Abstract
Anemia is one of the modifiable risk factors for the development of left ventricular hypertrophy (LVH) in patients with chronic kidney disease (CKD). However, there are not enough studies on the effect of iron metabolism on left ventricular geometry.
 Materials and Methods. The authors examined 147 patients (69 males and 78 females) with CKD undergoing long-term hemodialysis. The mean age was 55.6±13.4 years. Median dialysis treatment was
 3 [2; 5] years. Kt/V index was 1.52±0.2. Based on the echocardiogram data, we calculated left ventricular mass (LVM), left ventricular mass index (LVMI), relative wall thickness index (RWTI), intima, and medium fiber fractional shortening. Ferritin, transferrin, and transferrin saturation were also determined.

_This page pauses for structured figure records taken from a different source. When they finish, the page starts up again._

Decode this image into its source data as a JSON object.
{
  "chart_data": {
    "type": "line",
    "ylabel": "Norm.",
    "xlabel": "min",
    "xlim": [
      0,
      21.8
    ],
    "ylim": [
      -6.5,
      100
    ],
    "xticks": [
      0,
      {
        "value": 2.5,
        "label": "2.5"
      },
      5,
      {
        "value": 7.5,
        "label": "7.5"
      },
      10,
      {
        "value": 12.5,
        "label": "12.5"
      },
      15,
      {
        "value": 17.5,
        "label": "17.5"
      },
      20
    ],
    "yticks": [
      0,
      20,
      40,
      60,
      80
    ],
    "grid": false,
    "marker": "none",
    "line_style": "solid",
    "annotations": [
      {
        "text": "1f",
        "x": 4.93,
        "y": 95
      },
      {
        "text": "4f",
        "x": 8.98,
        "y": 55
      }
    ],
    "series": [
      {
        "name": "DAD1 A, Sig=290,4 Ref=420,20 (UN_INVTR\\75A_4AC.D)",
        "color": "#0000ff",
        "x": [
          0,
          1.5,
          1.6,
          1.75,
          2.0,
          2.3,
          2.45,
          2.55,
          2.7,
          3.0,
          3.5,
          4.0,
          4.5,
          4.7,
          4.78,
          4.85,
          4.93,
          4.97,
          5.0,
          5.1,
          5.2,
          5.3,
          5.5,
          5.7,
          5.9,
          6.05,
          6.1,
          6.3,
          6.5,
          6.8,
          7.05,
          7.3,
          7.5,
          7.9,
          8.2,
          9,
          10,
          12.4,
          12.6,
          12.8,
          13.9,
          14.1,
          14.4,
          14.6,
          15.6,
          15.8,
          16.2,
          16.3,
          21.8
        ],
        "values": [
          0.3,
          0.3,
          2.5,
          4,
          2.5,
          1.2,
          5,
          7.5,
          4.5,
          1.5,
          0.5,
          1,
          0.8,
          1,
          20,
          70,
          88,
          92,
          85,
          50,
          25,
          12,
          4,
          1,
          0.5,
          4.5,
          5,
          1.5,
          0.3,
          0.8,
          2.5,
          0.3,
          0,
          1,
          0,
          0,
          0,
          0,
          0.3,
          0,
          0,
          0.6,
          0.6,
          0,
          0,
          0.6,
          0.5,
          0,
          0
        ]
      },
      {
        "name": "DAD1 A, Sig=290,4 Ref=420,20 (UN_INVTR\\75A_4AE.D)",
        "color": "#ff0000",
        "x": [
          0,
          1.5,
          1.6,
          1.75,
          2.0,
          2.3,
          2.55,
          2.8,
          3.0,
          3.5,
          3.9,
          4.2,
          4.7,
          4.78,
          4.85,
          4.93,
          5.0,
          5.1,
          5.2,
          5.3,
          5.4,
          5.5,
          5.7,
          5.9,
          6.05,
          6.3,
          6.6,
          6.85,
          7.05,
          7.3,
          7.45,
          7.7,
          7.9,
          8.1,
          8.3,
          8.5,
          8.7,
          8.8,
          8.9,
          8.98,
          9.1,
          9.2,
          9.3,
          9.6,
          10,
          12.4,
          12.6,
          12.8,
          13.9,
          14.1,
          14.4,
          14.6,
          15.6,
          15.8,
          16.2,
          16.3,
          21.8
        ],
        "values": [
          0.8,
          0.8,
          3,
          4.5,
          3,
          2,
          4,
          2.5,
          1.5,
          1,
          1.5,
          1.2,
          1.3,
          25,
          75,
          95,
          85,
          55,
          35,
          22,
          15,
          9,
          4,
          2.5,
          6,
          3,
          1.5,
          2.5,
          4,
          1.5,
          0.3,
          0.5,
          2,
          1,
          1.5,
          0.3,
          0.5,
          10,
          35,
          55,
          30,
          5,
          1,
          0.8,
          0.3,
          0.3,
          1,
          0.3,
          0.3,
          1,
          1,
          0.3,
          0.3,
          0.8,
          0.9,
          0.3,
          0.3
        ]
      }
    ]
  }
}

 Results. Changes in LV geometry were detected in 124 (84.4 %) patients. Higher LVMI, and RWTI parameters were observed in the group of patients with hemoglobin <100 g/l. Patients with ferritin levels >800 ng/l demonstrated higher end-systolic dimension and lower left ventricular ejection fraction compared to patients with ferritin levels <500 ng/mL.
 Conclusion. Structural and functional indicators of the heart in patients undergoing long-term hemodialysis correlate not only with hemoglobin level, but also with indicators of iron metabolism (ferritin, transferrin, and transferrin saturation). In patients with a high ferritin level, left ventricle functional parameters are lower.